As far as we know, we report the first case of macular subretinal bleeding on macular LCs in a highly myopic patient in immediate post partum.
LCs are uncommon findings in the posterior pole of highly myopic eyes, with a prevalence of 4.2 % to 15,7 % [6, 7].
They seem to be associated to higher refractive error, worse visual prognosis, longer axial length, and decreased choroidal thickness [8]. They are described in younger patients, with mean age of 45 years [3]. With time, they are believed to increase in number and width [3].
Morphologically, they appear as fine, irregular, yellow lines, often branching and criss-crossing all over the posterior fundus [9]. LCs correspond to mechanical breaks in the RPE-BM-CC complex and are supposed to be the result of stretching of these tissues secondary to progressive posterior segment elongation [9].
LCs location at the temporal edge of macula is the most frequently described [3]. They must be differentiated from angioid streaks (AS) and myopic stretch lines which are two distinct conditions affecting Bruch membrane [10, 11]. However, these lesions present with distinctive features on multimodal imaging [10,11,12]. Few studies described the histopathologic features of lacquer cracks [7, 13, 14]. Querques et al. [13] found an association between the position of perforating scleral vessels and lacquer cracks in pathologic myopia. The authors hypothesized that scleral expansion at the site of the perforating scleral vessels could play a role in the formation of lacquer cracks. LCs are often found simultaneously with subretinal hemorrhages [14], as in the present case. It has been suggested that subretinal bleeding may precede the development of a new rupture of Bruch’s membrane and choriocapillaris complex in eyes with pathologic myopia [7, 14]. Subretinal hemorrhages secondary to LCs typically have good prognosis, with complete resorption of the subretinal bleeding in few months [15].
However, a close follow up is required because of the risk of choroidal neovascularization or the occurrence of patchy chorioretinal atrophy [3, 15].
For many years it was thought that increased effort during labor would increase the risks of rhegmatogenous retinal detachment in highly myopic patients [4, 5, 16]. Nonetheless, subsequent studies revealed no evidence of association between vaginal delivery and rhegmatogenous retinal detachment or retinal degeneration [4, 5].
In this case, the macular subretinal bleeding may be explained by a sudden increase of intraocular pressure due to the Valsalva maneuvers in a mechanically weakened area of the globe. Also, we cannot exclude this subretinal bleeding as the natural course of pathologic myopia.
The timelapse of 2 days between the delivery and the ophthalmologic examination may be attributed to the immediate post partum context and delayed access to ophtalmologic emergencies.
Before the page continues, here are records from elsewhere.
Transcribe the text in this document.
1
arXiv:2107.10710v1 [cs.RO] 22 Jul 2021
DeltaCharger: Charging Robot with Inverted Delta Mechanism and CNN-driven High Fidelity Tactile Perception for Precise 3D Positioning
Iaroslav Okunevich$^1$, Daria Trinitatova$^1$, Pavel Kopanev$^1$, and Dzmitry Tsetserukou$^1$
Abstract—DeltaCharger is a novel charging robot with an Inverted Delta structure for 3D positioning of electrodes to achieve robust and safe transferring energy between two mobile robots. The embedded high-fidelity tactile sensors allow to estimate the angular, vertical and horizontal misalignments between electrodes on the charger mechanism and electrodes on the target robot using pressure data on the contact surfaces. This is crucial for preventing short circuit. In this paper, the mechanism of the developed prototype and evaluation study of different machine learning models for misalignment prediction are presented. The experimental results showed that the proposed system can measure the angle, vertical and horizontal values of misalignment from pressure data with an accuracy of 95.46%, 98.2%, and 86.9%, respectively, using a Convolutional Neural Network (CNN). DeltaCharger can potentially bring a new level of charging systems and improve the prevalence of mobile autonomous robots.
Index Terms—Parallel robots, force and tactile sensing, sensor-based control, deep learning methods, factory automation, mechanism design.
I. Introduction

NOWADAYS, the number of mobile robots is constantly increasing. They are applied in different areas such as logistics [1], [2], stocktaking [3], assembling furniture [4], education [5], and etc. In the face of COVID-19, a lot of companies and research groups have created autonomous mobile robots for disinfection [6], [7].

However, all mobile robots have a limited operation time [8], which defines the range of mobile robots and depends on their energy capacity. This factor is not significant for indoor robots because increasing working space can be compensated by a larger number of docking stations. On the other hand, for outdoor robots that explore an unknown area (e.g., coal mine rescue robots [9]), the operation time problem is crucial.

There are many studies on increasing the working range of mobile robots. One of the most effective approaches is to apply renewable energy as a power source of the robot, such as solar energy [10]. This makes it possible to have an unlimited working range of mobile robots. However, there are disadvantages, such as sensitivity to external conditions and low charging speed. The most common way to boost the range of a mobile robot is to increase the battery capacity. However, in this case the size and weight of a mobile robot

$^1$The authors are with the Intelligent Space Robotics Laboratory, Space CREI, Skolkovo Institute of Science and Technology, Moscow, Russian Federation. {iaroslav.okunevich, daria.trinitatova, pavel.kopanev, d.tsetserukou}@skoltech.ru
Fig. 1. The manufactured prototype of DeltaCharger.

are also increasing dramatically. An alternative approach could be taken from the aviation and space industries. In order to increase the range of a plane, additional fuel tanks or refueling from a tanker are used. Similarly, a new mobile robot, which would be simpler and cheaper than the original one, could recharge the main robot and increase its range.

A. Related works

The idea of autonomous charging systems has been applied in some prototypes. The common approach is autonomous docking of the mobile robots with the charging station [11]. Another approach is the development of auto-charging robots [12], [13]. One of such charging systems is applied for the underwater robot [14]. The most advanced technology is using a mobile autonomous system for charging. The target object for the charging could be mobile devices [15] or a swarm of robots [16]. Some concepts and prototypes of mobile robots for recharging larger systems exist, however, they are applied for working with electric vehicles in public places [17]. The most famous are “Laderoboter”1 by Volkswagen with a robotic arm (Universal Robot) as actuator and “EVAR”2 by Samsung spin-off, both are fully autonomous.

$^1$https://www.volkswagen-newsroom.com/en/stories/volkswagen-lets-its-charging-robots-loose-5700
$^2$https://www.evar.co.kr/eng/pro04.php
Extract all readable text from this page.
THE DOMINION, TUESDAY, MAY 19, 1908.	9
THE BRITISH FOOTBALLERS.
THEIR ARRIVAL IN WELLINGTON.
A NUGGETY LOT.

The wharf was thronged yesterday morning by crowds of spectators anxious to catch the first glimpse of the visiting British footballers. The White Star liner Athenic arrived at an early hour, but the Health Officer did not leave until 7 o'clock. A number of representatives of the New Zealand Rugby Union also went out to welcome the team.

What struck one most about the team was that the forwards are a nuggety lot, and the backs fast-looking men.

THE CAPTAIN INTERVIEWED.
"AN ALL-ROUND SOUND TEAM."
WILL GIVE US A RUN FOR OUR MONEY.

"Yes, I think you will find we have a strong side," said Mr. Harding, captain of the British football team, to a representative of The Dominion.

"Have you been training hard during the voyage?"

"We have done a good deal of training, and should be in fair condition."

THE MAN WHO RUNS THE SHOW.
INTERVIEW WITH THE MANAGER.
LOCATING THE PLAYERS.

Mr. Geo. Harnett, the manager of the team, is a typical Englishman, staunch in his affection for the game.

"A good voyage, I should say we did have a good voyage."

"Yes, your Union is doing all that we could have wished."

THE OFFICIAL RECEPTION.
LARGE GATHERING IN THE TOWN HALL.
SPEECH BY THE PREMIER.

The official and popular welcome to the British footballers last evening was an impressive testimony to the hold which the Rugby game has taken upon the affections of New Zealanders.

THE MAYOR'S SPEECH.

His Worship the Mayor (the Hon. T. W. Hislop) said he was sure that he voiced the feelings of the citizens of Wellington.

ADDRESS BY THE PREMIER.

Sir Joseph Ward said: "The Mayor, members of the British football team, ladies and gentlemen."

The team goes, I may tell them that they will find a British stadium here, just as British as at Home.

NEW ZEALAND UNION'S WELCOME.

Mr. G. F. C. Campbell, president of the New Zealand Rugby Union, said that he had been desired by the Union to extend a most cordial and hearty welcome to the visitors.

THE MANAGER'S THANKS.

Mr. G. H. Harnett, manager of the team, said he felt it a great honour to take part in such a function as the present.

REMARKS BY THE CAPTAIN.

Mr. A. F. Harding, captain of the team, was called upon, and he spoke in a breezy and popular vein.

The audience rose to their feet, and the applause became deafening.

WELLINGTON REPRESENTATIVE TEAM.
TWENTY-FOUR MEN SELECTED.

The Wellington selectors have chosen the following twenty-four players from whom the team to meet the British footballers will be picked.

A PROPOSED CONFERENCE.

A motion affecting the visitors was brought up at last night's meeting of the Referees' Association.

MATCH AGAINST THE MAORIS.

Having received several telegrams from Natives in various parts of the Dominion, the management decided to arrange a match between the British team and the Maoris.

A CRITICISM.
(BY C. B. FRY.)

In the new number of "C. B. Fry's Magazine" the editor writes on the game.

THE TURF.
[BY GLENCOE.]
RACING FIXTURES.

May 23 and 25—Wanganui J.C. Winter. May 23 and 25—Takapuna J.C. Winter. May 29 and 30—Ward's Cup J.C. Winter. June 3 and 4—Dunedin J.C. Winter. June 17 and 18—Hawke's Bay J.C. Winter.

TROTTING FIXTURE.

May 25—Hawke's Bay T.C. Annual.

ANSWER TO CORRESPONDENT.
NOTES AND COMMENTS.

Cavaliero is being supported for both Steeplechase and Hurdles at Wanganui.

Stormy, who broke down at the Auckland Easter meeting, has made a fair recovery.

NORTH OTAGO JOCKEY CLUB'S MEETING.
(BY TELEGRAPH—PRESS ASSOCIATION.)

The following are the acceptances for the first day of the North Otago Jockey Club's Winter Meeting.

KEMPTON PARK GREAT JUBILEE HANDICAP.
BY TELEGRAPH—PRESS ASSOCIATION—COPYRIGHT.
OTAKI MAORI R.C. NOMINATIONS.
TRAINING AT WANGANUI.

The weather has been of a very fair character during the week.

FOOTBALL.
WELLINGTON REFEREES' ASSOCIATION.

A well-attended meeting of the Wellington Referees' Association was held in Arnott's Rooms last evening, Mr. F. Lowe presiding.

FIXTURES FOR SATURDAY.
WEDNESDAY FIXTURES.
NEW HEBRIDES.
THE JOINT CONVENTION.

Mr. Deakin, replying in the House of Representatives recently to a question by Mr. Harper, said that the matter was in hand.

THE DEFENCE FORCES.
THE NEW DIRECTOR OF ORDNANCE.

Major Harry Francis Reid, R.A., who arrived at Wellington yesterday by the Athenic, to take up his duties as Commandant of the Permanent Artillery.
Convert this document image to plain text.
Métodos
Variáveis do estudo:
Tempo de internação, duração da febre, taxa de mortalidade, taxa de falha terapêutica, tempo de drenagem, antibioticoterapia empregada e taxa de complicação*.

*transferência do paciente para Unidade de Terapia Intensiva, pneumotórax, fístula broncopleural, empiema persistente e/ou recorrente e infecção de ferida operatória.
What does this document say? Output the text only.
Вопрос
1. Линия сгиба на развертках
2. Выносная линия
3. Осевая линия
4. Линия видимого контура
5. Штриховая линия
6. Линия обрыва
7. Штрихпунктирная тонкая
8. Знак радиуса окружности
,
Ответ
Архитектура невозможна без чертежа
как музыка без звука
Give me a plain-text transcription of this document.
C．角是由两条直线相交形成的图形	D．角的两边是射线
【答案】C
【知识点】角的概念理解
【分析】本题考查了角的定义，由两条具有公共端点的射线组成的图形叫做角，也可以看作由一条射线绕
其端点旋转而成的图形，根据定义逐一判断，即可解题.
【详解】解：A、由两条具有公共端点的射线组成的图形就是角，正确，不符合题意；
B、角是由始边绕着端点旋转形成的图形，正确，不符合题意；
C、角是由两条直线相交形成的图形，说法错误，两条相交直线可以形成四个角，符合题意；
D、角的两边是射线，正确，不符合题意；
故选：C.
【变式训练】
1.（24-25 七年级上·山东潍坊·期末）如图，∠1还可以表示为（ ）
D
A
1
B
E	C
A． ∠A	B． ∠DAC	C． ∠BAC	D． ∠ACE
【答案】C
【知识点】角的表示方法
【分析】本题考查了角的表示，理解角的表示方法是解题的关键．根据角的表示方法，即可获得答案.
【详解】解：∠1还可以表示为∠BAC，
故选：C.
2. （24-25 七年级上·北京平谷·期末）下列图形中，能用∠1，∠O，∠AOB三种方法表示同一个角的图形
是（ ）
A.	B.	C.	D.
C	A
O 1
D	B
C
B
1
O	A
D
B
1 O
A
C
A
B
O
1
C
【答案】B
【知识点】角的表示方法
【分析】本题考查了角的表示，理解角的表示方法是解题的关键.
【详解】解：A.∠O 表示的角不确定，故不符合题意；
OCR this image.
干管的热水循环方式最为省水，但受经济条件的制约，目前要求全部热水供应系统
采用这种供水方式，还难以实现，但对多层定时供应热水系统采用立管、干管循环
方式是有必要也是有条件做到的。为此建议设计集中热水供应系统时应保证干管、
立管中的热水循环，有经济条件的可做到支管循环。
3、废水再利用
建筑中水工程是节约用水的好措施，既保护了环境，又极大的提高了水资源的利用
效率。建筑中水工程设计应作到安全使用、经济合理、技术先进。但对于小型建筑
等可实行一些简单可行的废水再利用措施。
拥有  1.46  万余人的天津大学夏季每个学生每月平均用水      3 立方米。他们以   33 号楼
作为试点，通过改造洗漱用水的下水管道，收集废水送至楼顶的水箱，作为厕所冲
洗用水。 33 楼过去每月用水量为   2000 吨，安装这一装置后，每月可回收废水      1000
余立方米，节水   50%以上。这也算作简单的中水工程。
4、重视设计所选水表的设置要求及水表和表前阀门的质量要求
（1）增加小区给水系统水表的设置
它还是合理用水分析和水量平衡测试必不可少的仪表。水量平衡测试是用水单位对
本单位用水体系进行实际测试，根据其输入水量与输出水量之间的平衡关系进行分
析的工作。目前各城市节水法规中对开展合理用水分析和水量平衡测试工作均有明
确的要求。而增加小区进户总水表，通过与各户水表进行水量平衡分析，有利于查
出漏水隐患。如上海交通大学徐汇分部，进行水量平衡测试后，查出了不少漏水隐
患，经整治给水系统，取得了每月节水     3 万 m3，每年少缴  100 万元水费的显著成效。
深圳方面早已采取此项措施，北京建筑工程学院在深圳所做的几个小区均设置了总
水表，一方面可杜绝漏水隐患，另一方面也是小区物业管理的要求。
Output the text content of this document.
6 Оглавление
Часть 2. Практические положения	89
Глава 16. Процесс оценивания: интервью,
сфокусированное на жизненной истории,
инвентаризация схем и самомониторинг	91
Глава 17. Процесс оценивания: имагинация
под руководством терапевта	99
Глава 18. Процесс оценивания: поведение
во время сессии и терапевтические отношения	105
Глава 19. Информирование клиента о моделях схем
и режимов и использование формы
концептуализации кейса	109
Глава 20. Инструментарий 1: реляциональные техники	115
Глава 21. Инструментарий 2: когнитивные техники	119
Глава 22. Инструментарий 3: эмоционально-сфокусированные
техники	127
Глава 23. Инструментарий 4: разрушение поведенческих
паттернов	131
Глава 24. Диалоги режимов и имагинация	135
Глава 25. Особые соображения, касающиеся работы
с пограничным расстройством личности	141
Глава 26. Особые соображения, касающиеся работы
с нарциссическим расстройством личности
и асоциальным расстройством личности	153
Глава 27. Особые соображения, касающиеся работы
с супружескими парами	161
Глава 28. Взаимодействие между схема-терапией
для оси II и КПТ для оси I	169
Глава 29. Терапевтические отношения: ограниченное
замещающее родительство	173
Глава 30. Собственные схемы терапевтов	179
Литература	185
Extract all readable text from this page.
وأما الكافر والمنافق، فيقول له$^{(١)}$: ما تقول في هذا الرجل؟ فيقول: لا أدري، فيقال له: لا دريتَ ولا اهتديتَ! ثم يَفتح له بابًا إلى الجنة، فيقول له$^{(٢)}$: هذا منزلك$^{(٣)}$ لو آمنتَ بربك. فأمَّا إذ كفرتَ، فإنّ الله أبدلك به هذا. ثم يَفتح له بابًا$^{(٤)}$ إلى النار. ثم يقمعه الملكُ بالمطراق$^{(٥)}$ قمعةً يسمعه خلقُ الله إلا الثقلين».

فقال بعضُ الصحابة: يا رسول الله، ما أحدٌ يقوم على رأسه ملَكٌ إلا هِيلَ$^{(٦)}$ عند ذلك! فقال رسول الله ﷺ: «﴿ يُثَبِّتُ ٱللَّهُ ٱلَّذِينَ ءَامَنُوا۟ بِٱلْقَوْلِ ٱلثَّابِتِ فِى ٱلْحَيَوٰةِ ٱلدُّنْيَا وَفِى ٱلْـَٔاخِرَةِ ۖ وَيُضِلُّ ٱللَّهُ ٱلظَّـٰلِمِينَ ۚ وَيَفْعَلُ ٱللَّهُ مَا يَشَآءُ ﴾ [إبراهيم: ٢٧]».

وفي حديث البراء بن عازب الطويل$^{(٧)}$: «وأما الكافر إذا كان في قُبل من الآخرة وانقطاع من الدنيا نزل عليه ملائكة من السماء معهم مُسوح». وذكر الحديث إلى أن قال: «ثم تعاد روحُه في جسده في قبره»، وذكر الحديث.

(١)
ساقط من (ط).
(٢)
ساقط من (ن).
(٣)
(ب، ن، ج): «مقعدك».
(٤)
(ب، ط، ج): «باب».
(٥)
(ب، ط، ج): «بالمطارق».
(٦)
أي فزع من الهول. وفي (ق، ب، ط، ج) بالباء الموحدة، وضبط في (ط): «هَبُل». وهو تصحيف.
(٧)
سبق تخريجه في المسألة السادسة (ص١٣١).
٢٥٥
Some cases of traumatic lacquer cracks have been reported following photodynamic therapy [17] or laser treatment of choroidal neovascularization [18].
Therefore, we can only speculate that traumatic events like a Valsalva maneuver occurring during labour in this case could explain the pathogenesis of acute subretinal hemorrhage secondary to lacquer cracks.
However, no association between LC and uncomplicated vaginal delivery is described in the medical literature. The macular hemorrhage could be simply the natural evolution of the disease. No causal relationship with delivery can be proven from this sequence of events. The sudden loss of BCVA and therefore a prompt diagnosis may be explained by the foveal location of the LC in our patient.